The book is broken up by chapter discussions. Each chapter has a topic i.e. money, dating, work, aging and illness etc. Someone sends in a letter with a question or a tough situation and both Gail and Susan answer it separately. For example:
Dear Gail and Susan,
We have a small vacation cottage on a lake. We let our son temporarily move into it while he was deciding what he wanted to do with his life. My wife and I figured he would be there for a few months, but it's been three years. We don't know how to get him out. By the way, our son did decide what he wanted to be - a poet. Are we just stuck with this situation? Lawrence
Gail: Dear Father of a Poet, Don't worry. Your son will make a lot of money selling poetry and then he can buy his own cottage. You're not happy with my answer are you? Let me try again. You and your wife shouldn't have let your son be in your cottage for a few moths. "Temporarily" should have been defined. But that boat has sailed... (she continues to tell them that their son is immature and that they have perpetuated this. They'll have to evict him. They're only stuck with the situation if they choose to be).

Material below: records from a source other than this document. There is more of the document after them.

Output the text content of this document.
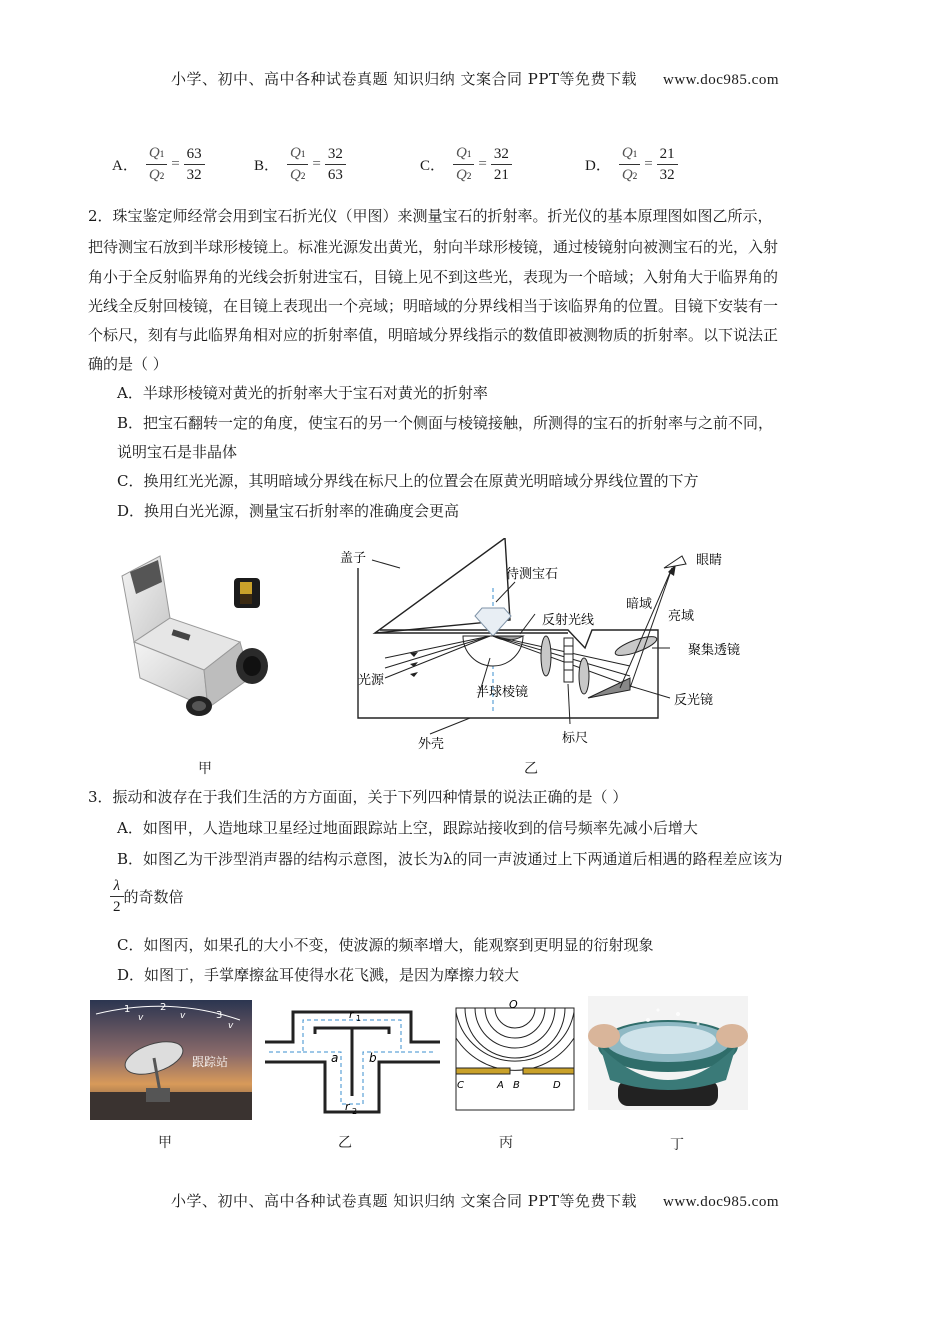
小学、初中、高中各种试卷真题 知识归纳 文案合同 PPT等免费下载 www.doc985.com
A． $\frac{Q1}{Q2} = \frac{63}{32}$	B． $\frac{Q1}{Q2} = \frac{32}{63}$	C． $\frac{Q1}{Q2} = \frac{32}{21}$	D． $\frac{Q1}{Q2} = \frac{21}{32}$
2．珠宝鉴定师经常会用到宝石折光仪（甲图）来测量宝石的折射率。折光仪的基本原理图如图乙所示，
把待测宝石放到半球形棱镜上。标准光源发出黄光，射向半球形棱镜，通过棱镜射向被测宝石的光，入射
角小于全反射临界角的光线会折射进宝石，目镜上见不到这些光，表现为一个暗域；入射角大于临界角的
光线全反射回棱镜，在目镜上表现出一个亮域；明暗域的分界线相当于该临界角的位置。目镜下安装有一
个标尺，刻有与此临界角相对应的折射率值，明暗域分界线指示的数值即被测物质的折射率。以下说法正
确的是（ ）
A．半球形棱镜对黄光的折射率大于宝石对黄光的折射率
B．把宝石翻转一定的角度，使宝石的另一个侧面与棱镜接触，所测得的宝石的折射率与之前不同，
说明宝石是非晶体
C．换用红光光源，其明暗域分界线在标尺上的位置会在原黄光明暗域分界线位置的下方
D．换用白光光源，测量宝石折射率的准确度会更高
甲
盖子
待测宝石
眼睛
反射光线
暗域
亮域
聚集透镜
光源
半球棱镜
反光镜
外壳	标尺
乙
3．振动和波存在于我们生活的方方面面，关于下列四种情景的说法正确的是（ ）
A．如图甲，人造地球卫星经过地面跟踪站上空，跟踪站接收到的信号频率先减小后增大
B．如图乙为干涉型消声器的结构示意图，波长为λ的同一声波通过上下两通道后相遇的路程差应该为
$\frac{\lambda}{2}$ 的奇数倍
C．如图丙，如果孔的大小不变，使波源的频率增大，能观察到更明显的衍射现象
D．如图丁，手掌摩擦盆耳使得水花飞溅，是因为摩擦力较大
1	2
3
v	v
v
跟踪站
甲
r 1
r 2
a	b
乙
O
C	A B	D
丙	丁
小学、初中、高中各种试卷真题 知识归纳 文案合同 PPT等免费下载 www.doc985.com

Susan: (Likes Gails comments. Says that parents today have a hard time setting limits and then they wonder why they end up with spoiled , unrealistic children. She also agrees that he needs to move out. If he won't, move him out and change the locks). Limits - "temporarily" is not a limit; three months is.
Boundaries - "my house is not your house" is a boundary.
No - means separateness. "I have a vacation house I pay for; you do not have a vacation house. We are separate".
The book covers many topics that parents of adult children find themselves in today. You have a divorced child that moved back home and now won't move out but uses your house as a bachelor pad. What to do? You have an adult child on drugs that doesn't seem to want help. What to do? You have children that have gotten themselves in debt and now want to use your retirement fund to pay off their bills. What to do? You don't like who they are dating. They don't like who you are dating. What to do?
The advice in the book is good and honest. It's not touchy feely either. It gives you the straight talk. And of course, Gail is hysterical.
Gail Parent is an Emmy Award winning writer and producer who worked on Tracy Takes On (Tracy Ullman), The Carol Burnett Show, Mary Hartman, Mary Hartman, and the Golden Girls (my all time favorite show).
Susan Ende is a psychotherapist that has been in private practice for over 25 years and has taught at California Institute of Technology, Pepperdine University, and California State University, Los Angeles.
Even if you are the adult child in the relationship, the book is beneficial because it not only helps you to see where your parents are coming from and how you should be acting, but the parents are not always right and Gail and Susan correct their behavior too. They give you ammunition to throw back at them with too (not you Mom and Dad).
The book is a quick read and a quick witted read.
The publishers of How To Raise Your Adult Children provided me with a free copy of the book for the sold purpose of a book review.